Tenebrosas – é o termo mais adequado para as cenas que vimos. Iluminado apenas por holofotes, sobressaiam no vazio as sombras lugubremente projetadas nas paredes. O cheiro forte de fumaça misturava-se ao odor inconfundível das churrascarias. Associar o cheiro aos fatos era uma reação elementar, e aquilo nos causou náuseas. Foi o instante em que a emoção superou a sobriedade e desabei num choro convulso.

Ainda me lembro do abraço fraterno daquele valoroso oficial dizendo que as lágrimas eram a mais sincera homenagem que poderíamos prestar àqueles que não tinham sido salvos.

Só deixamos a Rua Santo Antônio no dia seguinte, às dez horas da manhã, depois de completar mais de vinte e quatro horas de permanência no local da tragédia.

SALVAMENTO COM APOIO DAS ESCADAS MAGIRUS

Por volta das 9:45 horas, o corpo de bombeiros coloca uma escada Magirus conseguindo retirar 15 pessoas do 13° andar, que descem rapidamente. A segunda escada Magirus era curta demais.

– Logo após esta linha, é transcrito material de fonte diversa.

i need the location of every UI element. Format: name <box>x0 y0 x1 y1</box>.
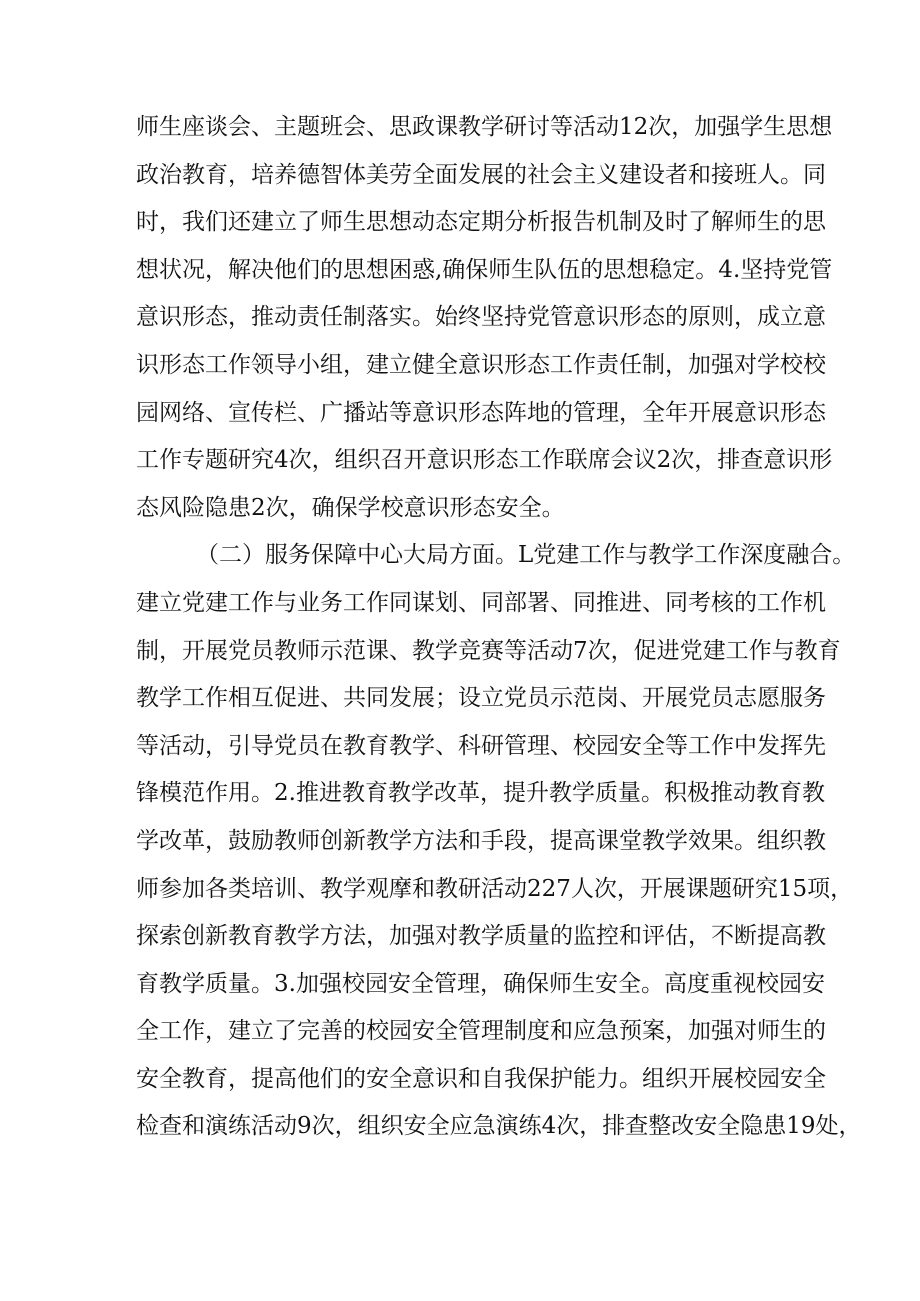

Somente por volta das 12h00, chegaram perto do edifício Joelma duas novas escadas Magirus de 45 metros que foram colocadas ao lado da rua Santo Antônio, e anexadas às escadas menores conseguiriam chegar ao 16º pavimento, pouco abaixo de um grupo de sobreviventes ilhado num peitoril da janela. 

Os helicópteros que passavam perto só aumentavam a fumaça. 

Finalmente, dois bombeiros partiram em busca dos rapazes. Depois de subir até onde a Magirus alcançava, usaram uma pequena escada metálica, com ganchos nas extremidades, para alcançar o andar superior. Enquanto um deles segurava, o outro subia; depois, subia também. Lentamente, a operação foi repetida andar por andar, até chegarem ao pequeno patamar. Repetiram a operação para descer, desta vez com os rapazes na frente, amarrados por cordas e sustentados pelos dois bombeiros.
Muitos bombeiros que subiam pelas escadas tinham de se livrar de cacos de vidros, reboco e objetos, os mais variados, que caíam ou eram jogados pelas janelas. 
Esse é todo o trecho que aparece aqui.